Rimini città non più appetibile: calano residenti e immigrati a causa della crisi

Fotografia della popolazione in occasione del report demografico. In città siamo in 335.033 con una età media di 44,5 anni. Per la prima volta, dal 1994, il tasso di crescita è negativo

Luci e ombre della popolazione riminese in occasione del 15esimo report annuale dell'osservatorio demografico che ha tracciato una fotografia di quanti risiedono nella città. Secondo i dati, al primo gennaio del 2014 i residenti sono 335.033 con una età media di 44,5 anni. La maggioranza sono donne, 51,7%, con un'età media di 45,8 anni. Rispetto al 2012, si registra un calo della popolazione (-0,1%) che ha portato 320 unità in meno; questo aspetto è dato da tre cause principali: un saldo naturale negativo (differenza tra nati e morti di -172), un saldo migratorio positivo (+1454 nuovi arrivati) e una revisione dei dati del censimento. In pratica si è visto un rallentamento dell'immigrazione sia da parte di italiani che di stranieri, una natalità in declino e un forte aumento del tasso di disoccupazione che vede il 9,8% della popolazione in cerca di lavoro. Il riminese è, per la maggior parte (58,7%) presente sul territorio dalla nascita. Le nascite nel 2013 ammontano a 2.864 (2.970 nel 2012) mentre i decessi a 3.036 (3.178 nel 2012) con un saldo naturale negativo pari a -172 unità per una media giornaliera di 7,8 nascite e 8,3 decessi. Nel corso del 2013, ogni 100 bambini nati a Rimini, 17,8 arrivano da coppie straniere. Sul fronte del saldo migratorio, oltre ad assistere a un calo dei nuovi arrivati viene evidenziato un aumento di quelli che emigrano dalla città. Per quanto riguarda i cittadini stranieri, sono 36.521 i residenti di cui, nel corso del 2013, sono stati 2939 i nuovi arrivati che, per il 56,2%, sono di sesso femminile. La nazionalità più rappresentata è quella albanese (22,4%) seguita dai romeni (16%) e ucraini (13,1%).

Il principale elemento che emerge da questo rapporto demografico - ha spiegato l'assessore Fabio Galli - è come sia di fatto il primo in cui si legge come la crisi economica stia aggredendo i comportamenti sociali strutturali della nostra provincia. I dati che confermano questo sono il saldo naturale negativo (più morti che nati nel 2013), principalmente dovuto a minori nascite (si può dire che stiamo assistendo a uno 'sboom' della natalità); gli immigrati continuano a venire ma in misura minore e se ne vanno in misura maggiore; in generale se ne va più gente, italiani compresi.
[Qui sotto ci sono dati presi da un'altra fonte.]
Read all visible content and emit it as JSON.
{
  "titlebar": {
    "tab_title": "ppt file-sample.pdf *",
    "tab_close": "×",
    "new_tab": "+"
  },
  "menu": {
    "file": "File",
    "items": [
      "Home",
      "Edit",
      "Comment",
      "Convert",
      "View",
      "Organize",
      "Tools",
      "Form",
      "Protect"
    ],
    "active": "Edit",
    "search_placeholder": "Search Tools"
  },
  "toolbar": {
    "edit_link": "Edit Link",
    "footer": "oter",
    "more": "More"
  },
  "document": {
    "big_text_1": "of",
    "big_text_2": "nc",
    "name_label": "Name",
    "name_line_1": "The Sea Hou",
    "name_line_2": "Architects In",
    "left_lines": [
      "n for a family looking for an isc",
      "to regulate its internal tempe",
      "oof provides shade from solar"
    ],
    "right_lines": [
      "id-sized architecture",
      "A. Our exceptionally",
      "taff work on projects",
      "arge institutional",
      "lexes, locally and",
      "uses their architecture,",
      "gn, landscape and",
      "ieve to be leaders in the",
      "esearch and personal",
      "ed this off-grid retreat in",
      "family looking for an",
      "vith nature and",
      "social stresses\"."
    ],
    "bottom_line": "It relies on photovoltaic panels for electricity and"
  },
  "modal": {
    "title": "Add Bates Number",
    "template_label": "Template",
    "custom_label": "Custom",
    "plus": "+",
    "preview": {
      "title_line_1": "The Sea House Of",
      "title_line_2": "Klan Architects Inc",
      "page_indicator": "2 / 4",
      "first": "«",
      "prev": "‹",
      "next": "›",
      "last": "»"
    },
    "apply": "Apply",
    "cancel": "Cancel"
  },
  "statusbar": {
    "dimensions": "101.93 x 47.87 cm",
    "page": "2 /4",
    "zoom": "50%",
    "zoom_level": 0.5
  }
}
Questo è da mettere in relazione con la crisi e con le difficoltà occupazionali: il lavoro lo si cerca altrove (sia gli stranieri, alle prese con fenomeni di 'emigrazione di ritorno', che gli italiani) ma soprattutto le difficoltà occupazionali e economiche rendono più difficile pensare di mettere su famiglia (nascono meno bambini). Questo porta a uno scenario nel 2030 di 'minima', vale a dire un incremento potenziale di 27mila persone a seguito del trend attuale. L'ipotesi massima è di 83 mila persone ma oggi questa appare improbabile. Significa che nel 2030 la provincia di Rimini arriverà a circa 360 mila abitanti con trend crescenti di popolazione oltre i 65 anni (già oggi 72 mila persone, i centenari si sono sestuplicati dal 1991 al 2013)".

"La politica e le amministrazioni - conclude Galli - devono guardare a questo rapporto con estrema attenzione perché indica bene e meglio di qualsiasi piano strategico la situazione attuale e i problemi su cui lavorare nel medio/lungo periodo. E' chiaro che al netto di tutte le dinamiche nazionali, che comunque incidono sensibilmente sui comportamenti individuali e di gruppo sui territori, stiamo vivendo un periodo di incertezza dovuto a difficoltà lavorative che confluisce in una sfiducia di mettere su famiglia o di intravedere possibilità di restare su questo territorio. Il fenomeno è ancora limitato ma è su questo che si deve intervenire: il lavoro è alla base di ogni progetto di vita personale, familiare, di comunità. Gli scenari futuri indicano una crescita contenuta del territorio riminese e dunque, in controluce, si può leggere una conferma del fatto che non servano nuove edificazioni, ma piuttosto il miglior utilizzo di quello che già c'è (ipoteticamente il numero di appartamenti sfitti potrebbe già oggi assorbire i 27 mila residenti in più al 2030). Semmai bisognerebbe lavorare sulla calmierazione degli affitti, agevolando le giovani coppie.